Setores profissionais mais relevantes
Assim, destacam-se os setores da agricultura (3) (4) (incluindo a pecuária), bem como o da limpeza a seco, sobretudo para alguns subtipos histológicos. Com evidência menor, também a indústria gráfica (3), mecânica de carros e aviões (1) (3), manutenção, metalurgia, motoristas, pavimentadores de estrada e indústria petrolífera (3); bem como pintores e construção naval (1).
Cancro de pelve/pélvis renal
O cancro da pélvis renal associa-se a asbestos, metais pesados e fumos de soldadura. Em alguns contextos a patologia desta área anatómica é considerada como pertencendo ao CR (13).

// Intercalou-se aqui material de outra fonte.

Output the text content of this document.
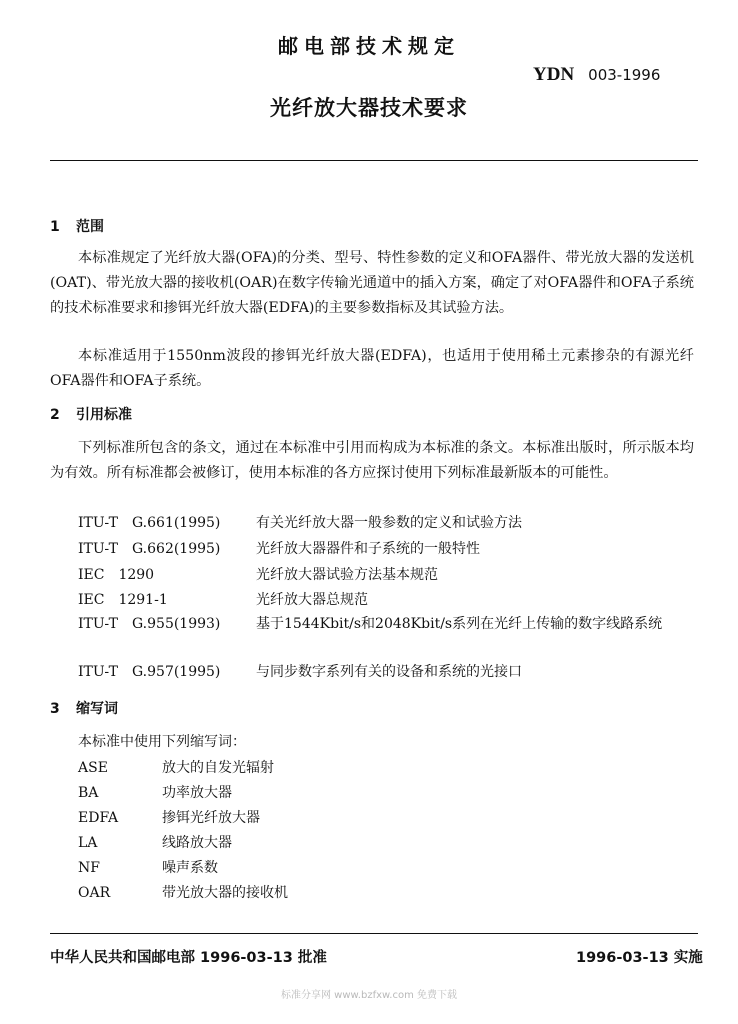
邮电部技术规定
YDN 003-1996
光纤放大器技术要求
1 范围

本标准规定了光纤放大器(OFA)的分类、型号、特性参数的定义和OFA器件、带光放大器的发送机(OAT)、带光放大器的接收机(OAR)在数字传输光通道中的插入方案，确定了对OFA器件和OFA子系统的技术标准要求和掺铒光纤放大器(EDFA)的主要参数指标及其试验方法。

本标准适用于1550nm波段的掺铒光纤放大器(EDFA)，也适用于使用稀土元素掺杂的有源光纤OFA器件和OFA子系统。

2 引用标准

下列标准所包含的条文，通过在本标准中引用而构成为本标准的条文。本标准出版时，所示版本均为有效。所有标准都会被修订，使用本标准的各方应探讨使用下列标准最新版本的可能性。

ITU-T　G.661(1995)	有关光纤放大器一般参数的定义和试验方法
ITU-T　G.662(1995)	光纤放大器器件和子系统的一般特性
IEC　1290	光纤放大器试验方法基本规范
IEC　1291-1	光纤放大器总规范
ITU-T　G.955(1993)	基于1544Kbit/s和2048Kbit/s系列在光纤上传输的数字线路系统
ITU-T　G.957(1995)	与同步数字系列有关的设备和系统的光接口
3 缩写词
本标准中使用下列缩写词：
ASE	放大的自发光辐射
BA	功率放大器
EDFA	掺铒光纤放大器
LA	线路放大器
NF	噪声系数
OAR	带光放大器的接收机
中华人民共和国邮电部 1996-03-13 批准	1996-03-13 实施
标准分享网 www.bzfxw.com 免费下载
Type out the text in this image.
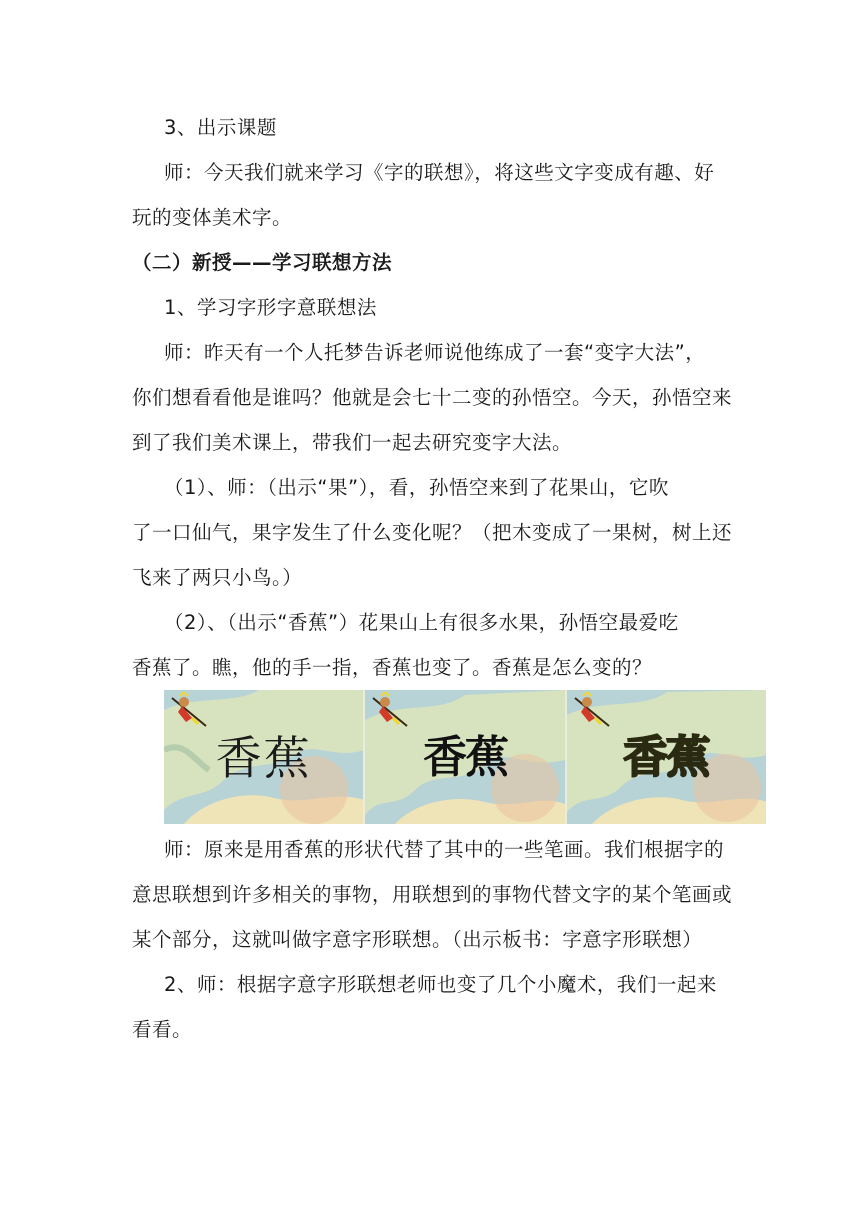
3、出示课题
师：今天我们就来学习《字的联想》，将这些文字变成有趣、好
玩的变体美术字。
（二）新授——学习联想方法
1、学习字形字意联想法
师：昨天有一个人托梦告诉老师说他练成了一套“变字大法”，
你们想看看他是谁吗？他就是会七十二变的孙悟空。今天，孙悟空来
到了我们美术课上，带我们一起去研究变字大法。
（1）、师：（出示“果”），看，孙悟空来到了花果山，它吹
了一口仙气，果字发生了什么变化呢？（把木变成了一果树，树上还
飞来了两只小鸟。）
（2）、（出示“香蕉”）花果山上有很多水果，孙悟空最爱吃
香蕉了。瞧，他的手一指，香蕉也变了。香蕉是怎么变的？
香蕉	香蕉	香蕉
师：原来是用香蕉的形状代替了其中的一些笔画。我们根据字的
意思联想到许多相关的事物，用联想到的事物代替文字的某个笔画或
某个部分，这就叫做字意字形联想。（出示板书：字意字形联想）
2、师：根据字意字形联想老师也变了几个小魔术，我们一起来
看看。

Assim, a nível ocupacional, ele parece ser mais frequente nos profissionais marítimos, gráficos, soldadores, indústria têxtil, eletricistas e na indústria alimentar, ou seja, de certa forma semelhante ao cancro da bexiga. No caso dos indivíduos que andam a trabalhar em barcos, o risco pode aumentar devido à exposição a asbestos, ainda que a IARC não tenha reconhecido oficialmente a associação ao cancro da pélvis renal. A nível da indústria gráfica, a associação pode ser justificada com os HAPs, incluindo o benzopireno. Ainda que a IARC os reconheça como agente etiológico para o cancro urinário e renal, não o faz para a pélvis renal. A nível ocupacional os profissionais do mar têm então risco mais elevado que os da gráfica e em terceiro lugar ficam os soldadores. Estes adquirem este patamar sobretudo devido ao crómio e níquel e talvez também o cádmio, cobre, magnésio e zinco. Os fumos da soldadura são classificados pela IARC como cancerígenos, mas com evidência limitada para o CR em específico e ainda mais limitada para o cancro da pélvis renal. Os profissionais da segurança pública estão em quarto lugar (bombeiros, polícias), eventualmente devido aos HAPs e asbestos, ainda que nenhum destes seja reconhecido pela IARC como oncológico para a pélvis renal (13).
DISCUSSÃO/ CONCLUSÃO
O CR parece ficar potenciado com a exposição ao Radão/Urânio, Asbestos, Pesticidas; derivados dos Combustíveis e Agentes Químicos diversos (como o tri e o tetracloroetileno, dinitrotolueno e o chumbo). Assim os setores profissionais mais visados poderão ser a mineração; construção civil e naval, setor das demolições; agricultura; produção, embalamento e de agentes químicos relevantes; refinarias e postos de abastecimento; bem como a limpeza a seco, indústria gráfica, mecânica de carros e aviões, manutenção, metalurgia, motoristas e pavimentadores de estrada.
Seria pertinente que algumas equipas de Saúde e Segurança Ocupacionais iniciassem projetos de investigação neste contexto, para posterior divulgação das conclusões, de modo a fazer progredir o conhecimento e proporcionar um ambiente laboral mais saudável e seguro.